Import Libraries

ML Pipeline SparkML - MPG

Objectives

Create a machine learning pipeline.
Add stages to the pipeline.
Run the pipeline.
Create a machine learning pipeline for regression.
Create a machine learning pipeline for classification.

Setup

We will be using the following libraries:

PySpark for connecting to the Spark Cluster

Suppress Warnings

To suppress warnings generated by our code, we’ll use this code block

# To suppress warnings generated by the code
def warn(*args, **kwargs):
    pass
import warnings
warnings.warn = warn
warnings.filterwarnings('ignore')

pip install pyspark==3.1.2 -q
pip install findspark -q

# FindSpark simplifies the process of using Apache Spark with Python
import findspark
findspark.init()

#import functions/Classes for sparkml

from pyspark.ml.regression import LinearRegression
from pyspark.ml.classification import LogisticRegression

from pyspark.ml.feature import VectorAssembler
from pyspark.ml.feature import StandardScaler
from pyspark.ml.feature import StringIndexer

from pyspark.sql import SparkSession


# import functions/Classes for pipeline creation

from pyspark.ml import Pipeline

# import functions/Classes for metrics
from pyspark.ml.evaluation import RegressionEvaluator
from pyspark.ml.evaluation import MulticlassClassificationEvaluator

Start Spark Session

#Create SparkSession
#Ignore any warnings by SparkSession command

spark = SparkSession.builder.appName("ML Pipeline").getOrCreate()

Data

Modified version of car mileage dataset.

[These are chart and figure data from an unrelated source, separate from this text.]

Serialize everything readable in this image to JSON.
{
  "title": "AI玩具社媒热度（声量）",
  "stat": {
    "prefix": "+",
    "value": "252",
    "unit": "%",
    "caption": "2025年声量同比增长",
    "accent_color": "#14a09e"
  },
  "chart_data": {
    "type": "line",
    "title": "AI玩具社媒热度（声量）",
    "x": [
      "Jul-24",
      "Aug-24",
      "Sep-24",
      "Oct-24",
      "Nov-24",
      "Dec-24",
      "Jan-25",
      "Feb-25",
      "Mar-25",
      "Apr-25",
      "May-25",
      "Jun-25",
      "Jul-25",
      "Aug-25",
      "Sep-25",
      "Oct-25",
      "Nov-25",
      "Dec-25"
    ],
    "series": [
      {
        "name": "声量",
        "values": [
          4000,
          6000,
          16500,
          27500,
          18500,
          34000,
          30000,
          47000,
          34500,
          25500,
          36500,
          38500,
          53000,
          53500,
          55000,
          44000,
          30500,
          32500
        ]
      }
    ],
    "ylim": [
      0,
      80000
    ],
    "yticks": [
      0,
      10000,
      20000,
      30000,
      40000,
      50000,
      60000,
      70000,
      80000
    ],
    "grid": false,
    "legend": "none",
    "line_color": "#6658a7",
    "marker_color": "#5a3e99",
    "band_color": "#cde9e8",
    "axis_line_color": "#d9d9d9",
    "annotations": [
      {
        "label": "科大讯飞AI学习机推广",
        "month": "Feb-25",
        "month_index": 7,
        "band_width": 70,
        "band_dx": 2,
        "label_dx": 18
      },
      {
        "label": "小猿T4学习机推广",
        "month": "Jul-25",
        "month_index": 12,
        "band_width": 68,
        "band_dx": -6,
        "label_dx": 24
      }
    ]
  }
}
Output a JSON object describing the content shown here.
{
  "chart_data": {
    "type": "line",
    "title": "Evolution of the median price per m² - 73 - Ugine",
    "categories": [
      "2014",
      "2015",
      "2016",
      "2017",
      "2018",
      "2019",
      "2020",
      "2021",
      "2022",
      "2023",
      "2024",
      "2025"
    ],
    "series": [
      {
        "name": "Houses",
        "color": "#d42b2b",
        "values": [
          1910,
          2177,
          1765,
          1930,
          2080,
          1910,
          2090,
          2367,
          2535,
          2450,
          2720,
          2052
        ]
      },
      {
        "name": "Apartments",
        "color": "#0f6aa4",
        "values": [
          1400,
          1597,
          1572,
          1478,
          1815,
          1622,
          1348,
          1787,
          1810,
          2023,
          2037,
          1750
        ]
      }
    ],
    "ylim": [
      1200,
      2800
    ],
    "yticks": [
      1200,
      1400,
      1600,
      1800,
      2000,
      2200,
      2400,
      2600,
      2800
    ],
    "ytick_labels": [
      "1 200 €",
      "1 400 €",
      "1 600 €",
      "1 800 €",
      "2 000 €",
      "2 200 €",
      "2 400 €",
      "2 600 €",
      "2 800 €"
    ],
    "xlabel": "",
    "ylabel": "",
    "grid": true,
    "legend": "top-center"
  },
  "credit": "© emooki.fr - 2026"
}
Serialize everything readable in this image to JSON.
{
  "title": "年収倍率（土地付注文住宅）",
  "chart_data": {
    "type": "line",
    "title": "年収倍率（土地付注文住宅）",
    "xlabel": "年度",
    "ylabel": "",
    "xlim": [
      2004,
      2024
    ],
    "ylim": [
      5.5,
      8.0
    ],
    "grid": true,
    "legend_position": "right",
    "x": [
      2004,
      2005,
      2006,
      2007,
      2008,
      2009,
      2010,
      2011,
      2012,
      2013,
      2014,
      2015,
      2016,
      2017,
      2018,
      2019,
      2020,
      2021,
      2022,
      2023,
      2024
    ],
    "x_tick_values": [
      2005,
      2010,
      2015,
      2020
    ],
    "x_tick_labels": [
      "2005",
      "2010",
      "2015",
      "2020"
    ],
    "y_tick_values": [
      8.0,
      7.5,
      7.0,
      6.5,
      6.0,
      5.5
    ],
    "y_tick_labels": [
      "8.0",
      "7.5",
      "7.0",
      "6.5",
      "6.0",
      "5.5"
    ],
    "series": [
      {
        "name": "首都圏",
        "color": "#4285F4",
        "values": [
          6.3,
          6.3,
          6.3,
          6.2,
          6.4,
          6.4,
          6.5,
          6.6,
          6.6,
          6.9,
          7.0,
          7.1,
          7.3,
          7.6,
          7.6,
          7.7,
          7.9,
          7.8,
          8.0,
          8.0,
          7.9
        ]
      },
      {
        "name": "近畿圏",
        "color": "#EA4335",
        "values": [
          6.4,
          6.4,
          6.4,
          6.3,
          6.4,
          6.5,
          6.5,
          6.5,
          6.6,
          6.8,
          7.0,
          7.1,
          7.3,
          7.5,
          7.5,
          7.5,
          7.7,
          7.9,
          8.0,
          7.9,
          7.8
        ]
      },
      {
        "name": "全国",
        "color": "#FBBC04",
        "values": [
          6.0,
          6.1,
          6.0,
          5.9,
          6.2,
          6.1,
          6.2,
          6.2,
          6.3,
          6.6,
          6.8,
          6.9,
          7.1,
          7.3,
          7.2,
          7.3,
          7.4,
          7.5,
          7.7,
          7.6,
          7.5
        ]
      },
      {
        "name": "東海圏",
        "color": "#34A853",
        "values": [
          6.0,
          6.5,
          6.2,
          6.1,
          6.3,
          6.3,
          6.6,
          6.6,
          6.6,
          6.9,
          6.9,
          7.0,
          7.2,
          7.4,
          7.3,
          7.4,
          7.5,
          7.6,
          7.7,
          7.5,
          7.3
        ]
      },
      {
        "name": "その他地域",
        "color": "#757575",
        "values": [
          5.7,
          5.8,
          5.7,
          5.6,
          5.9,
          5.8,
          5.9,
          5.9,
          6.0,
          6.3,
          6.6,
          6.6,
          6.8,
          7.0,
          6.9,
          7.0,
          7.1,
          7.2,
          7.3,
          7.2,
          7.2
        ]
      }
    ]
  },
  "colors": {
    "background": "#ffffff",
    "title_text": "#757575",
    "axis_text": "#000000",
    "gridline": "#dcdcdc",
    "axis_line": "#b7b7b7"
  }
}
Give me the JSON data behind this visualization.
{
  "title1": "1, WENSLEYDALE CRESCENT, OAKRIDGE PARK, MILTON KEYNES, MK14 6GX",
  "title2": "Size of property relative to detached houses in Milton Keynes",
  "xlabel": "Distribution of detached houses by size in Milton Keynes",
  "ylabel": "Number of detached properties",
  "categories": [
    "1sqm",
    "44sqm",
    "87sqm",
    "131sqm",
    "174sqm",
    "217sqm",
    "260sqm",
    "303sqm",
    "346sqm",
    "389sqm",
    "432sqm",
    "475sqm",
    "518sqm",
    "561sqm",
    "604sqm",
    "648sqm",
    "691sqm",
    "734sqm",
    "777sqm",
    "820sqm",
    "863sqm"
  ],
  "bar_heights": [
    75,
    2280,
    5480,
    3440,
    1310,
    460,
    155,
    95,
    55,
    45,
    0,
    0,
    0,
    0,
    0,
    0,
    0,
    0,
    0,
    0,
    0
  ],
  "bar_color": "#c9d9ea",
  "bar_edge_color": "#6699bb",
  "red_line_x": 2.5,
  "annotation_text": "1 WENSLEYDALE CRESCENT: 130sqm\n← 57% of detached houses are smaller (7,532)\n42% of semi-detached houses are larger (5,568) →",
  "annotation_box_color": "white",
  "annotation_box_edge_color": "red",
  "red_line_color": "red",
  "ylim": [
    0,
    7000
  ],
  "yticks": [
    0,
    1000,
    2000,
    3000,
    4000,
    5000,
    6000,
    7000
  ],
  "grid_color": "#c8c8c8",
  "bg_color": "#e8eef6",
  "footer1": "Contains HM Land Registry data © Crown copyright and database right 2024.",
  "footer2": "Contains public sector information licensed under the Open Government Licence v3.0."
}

Original dataset available at https://archive.ics.uci.edu/ml/datasets/auto+mpg

Download Data Locally

import wget
wget.download ("https://cf-courses-data.s3.us.cloud-object-storage.appdomain.cloud/IBM-BD0231EN-SkillsNetwork/datasets/mpg.csv")

8.104|:443... connected.
HTTP request sent, awaiting response... 200 OK
Length: 13891 (14K) [text/csv]
Saving to: ‘mpg.csv.3’

mpg.csv.3           100%[===================>]  13.57K  --.-KB/s    in 0s      

2024-11-11 18:12:21 (26.9 MB/s) - ‘mpg.csv.3’ saved [13891/13891]

Load MPG into SParkDF

mpg_data = spark.read.csv("mpg.csv", header=True, inferSchema=True)

View Schema

mpg_data.printSchema()
root
 |-- MPG: double (nullable = true)
 |-- Cylinders: integer (nullable = true)
 |-- Engine Disp: double (nullable = true)
 |-- Horsepower: integer (nullable = true)
 |-- Weight: integer (nullable = true)
 |-- Accelerate: double (nullable = true)
 |-- Year: integer (nullable = true)
 |-- Origin: string (nullable = true)

View Data

mpg_data.show(5)
+----+---------+-----------+----------+------+----------+----+--------+
| MPG|Cylinders|Engine Disp|Horsepower|Weight|Accelerate|Year|  Origin|
+----+---------+-----------+----------+------+----------+----+--------+
|15.0|        8|      390.0|       190|  3850|       8.5|  70|American|
|21.0|        6|      199.0|        90|  2648|      15.0|  70|American|
|18.0|        6|      199.0|        97|  2774|      15.5|  70|American|
|16.0|        8|      304.0|       150|  3433|      12.0|  70|American|
|14.0|        8|      455.0|       225|  3086|      10.0|  70|American|
+----+---------+-----------+----------+------+----------+----+--------+
only showing top 5 rows

Define Pipeline Stages

# Stage 1 - assemble the input columns into a single vector 
vectorAssembler = VectorAssembler(inputCols=["Weight", "Horsepower", "Engine Disp"], outputCol="features")
# Stage 2 - scale the features using standard scaler
scaler = StandardScaler(inputCol="features", outputCol="scaledFeatures")
# Stage 3 - create a linear regression instance
lr = LinearRegression(featuresCol="scaledFeatures", labelCol="MPG")

Build Pipeline

# Build the pipeline
# All the stages of the pipeline are mentioned in the order of execution.
pipeline = Pipeline(stages=[vectorAssembler, scaler, lr])

Split Data

# Split the data into training and testing sets
(trainingData, testData) = mpg_data.randomSplit([0.7, 0.3], seed=42)

Fit Pipeline

# Fit the pipeline to the training data
# ignore any warnings. The warnings are due to the simplified settings and the security settings of the lab

model = pipeline.fit(trainingData)

Make Predictions

predictions = model.transform(testData)

RMSE

evaluator = RegressionEvaluator(labelCol="MPG", predictionCol="prediction", metricName="rmse")
rmse = evaluator.evaluate(predictions)
print("Root Mean Squared Error (RMSE) =", rmse)

Root Mean Squared Error (RMSE) = 4.69281610922322